Large EU-registered investment managers are expected be required to provide detailed breakdowns of their voting behaviour at portfolio companies by the end of this year.
This will include listing the proportion of voting rights held in portfolio companies where a manager has more than 5% voting rights, thematic breakdowns of votes over the past reporting year, usage of proxy advisors and information on a manager’s voting guidelines.
The disclosure rules are set out in draft regulatory technical standards, published today by the European Banking Authority (EBA), specifying the information that investment firms will need to publicise to comply with the EU’s new prudential regime which began in June.
The final draft RTS has been submitted to the European Commission for adoption, and the rules also need to be approved by the European Parliament and Council of member states. The first disclosure date will be 31 December 2021, the EBA said.
Under the regime, introduced by the EU Investment Firm Regulation and Directive (IFR/IFD), large investment firms are subjected to the same prudential rules as deposit-taking banks, meaning that managers will have to maintain capital buffers to cover potential losses from their activities, in addition to new governance and remuneration requirements.
This includes a ban on guaranteed bonuses, the creation of gender-balanced remuneration committees, stricter rules on variable remuneration and termination payments. Investment firms will also have to provide details of their remuneration policies and practices, including information related to the gender pay gap.

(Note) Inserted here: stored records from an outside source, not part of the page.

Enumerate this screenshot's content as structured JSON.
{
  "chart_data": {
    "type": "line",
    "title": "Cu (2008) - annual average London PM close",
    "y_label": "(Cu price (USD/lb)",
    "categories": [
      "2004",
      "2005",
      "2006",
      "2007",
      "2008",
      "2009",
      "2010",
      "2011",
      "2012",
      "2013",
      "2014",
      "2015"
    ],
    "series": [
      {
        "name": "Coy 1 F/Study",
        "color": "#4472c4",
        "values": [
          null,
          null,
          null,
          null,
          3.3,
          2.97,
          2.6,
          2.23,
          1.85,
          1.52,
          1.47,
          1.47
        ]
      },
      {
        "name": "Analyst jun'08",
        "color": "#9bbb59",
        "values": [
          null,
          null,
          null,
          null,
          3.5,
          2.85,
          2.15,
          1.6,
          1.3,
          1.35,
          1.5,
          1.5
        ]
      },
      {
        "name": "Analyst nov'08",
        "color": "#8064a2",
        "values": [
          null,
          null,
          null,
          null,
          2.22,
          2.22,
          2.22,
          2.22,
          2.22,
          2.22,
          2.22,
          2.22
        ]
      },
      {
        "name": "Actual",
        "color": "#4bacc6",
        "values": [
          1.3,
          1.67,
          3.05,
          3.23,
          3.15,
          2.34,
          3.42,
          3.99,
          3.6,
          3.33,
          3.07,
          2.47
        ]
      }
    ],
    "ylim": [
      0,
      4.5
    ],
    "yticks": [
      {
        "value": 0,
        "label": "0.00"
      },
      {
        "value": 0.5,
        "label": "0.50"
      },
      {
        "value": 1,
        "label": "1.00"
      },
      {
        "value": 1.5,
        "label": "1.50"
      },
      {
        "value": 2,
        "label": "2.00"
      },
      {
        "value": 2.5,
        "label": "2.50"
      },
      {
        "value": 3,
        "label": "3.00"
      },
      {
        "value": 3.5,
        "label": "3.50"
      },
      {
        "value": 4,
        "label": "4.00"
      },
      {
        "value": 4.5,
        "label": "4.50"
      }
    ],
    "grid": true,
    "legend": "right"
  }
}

Today's draft technical standards on disclosure of investment policy were developed jointly by the EBA and the European Securities and Markets Authority. An initial draft of the standards was released for public feedback in March.
Both the IFR and IFRD, including the voting disclosure requirements, will apply to fund managers with assets of more than €100m.
Investment firms subject to the voting disclosure rules will need to report the percentages of vote cast for, against and abstentions according to seven themes which include Board Structure, Executive Remuneration, Auditors, and Environment, Social and Ethics – which is consolidated into one theme.
The rules will apply to shares held directly and indirectly – referring to “shares held by subsidiaries or any other undertakings of investment firms, where an investment firm exercises significant influence”. It does not include discretionary portfolio arrangements where clients retain voting rights and prohibit managers from voting on their behalf.
The inclusion of indirectly held shares was initially a point of contention among stakeholders over concerns that managers would not be able to influence votes in their subsidiaries. However, the EBA said: “In order to understand the full picture, a broad interpretation of the term ‘indirectly held’ was hence assessed as necessary. The term should not only include shares held by subsidiaries, but also shares held by any other undertaking where the parent investment firm exercises a decisive/dominant influence or control over the undertaking.”
“Whilst this implies some additional costs for institutions in the form of a broader scope of disclosure … the more complete information and transparency this achieves for the market is assessed to outweigh the additional costs,” it added.
Separately, UK regulator the Financial Conduct Authority will also introduce prudential and voting disclosure requirements for licensed investment firms in the wake of Brexit, and published its initial proposals for feedback in August.
The FCA approach is largely in line with the EU rules but will apply to all FCA-regulated companies, and will require slightly less detailed disclosures particularly in relation to the usage of proxy firms.
In the US, the Securities and Exchange Commission recently introduced its own proposals requiring fund managers to label and categorise voting disclosures to help investors “identify votes of interest and compare voting records”.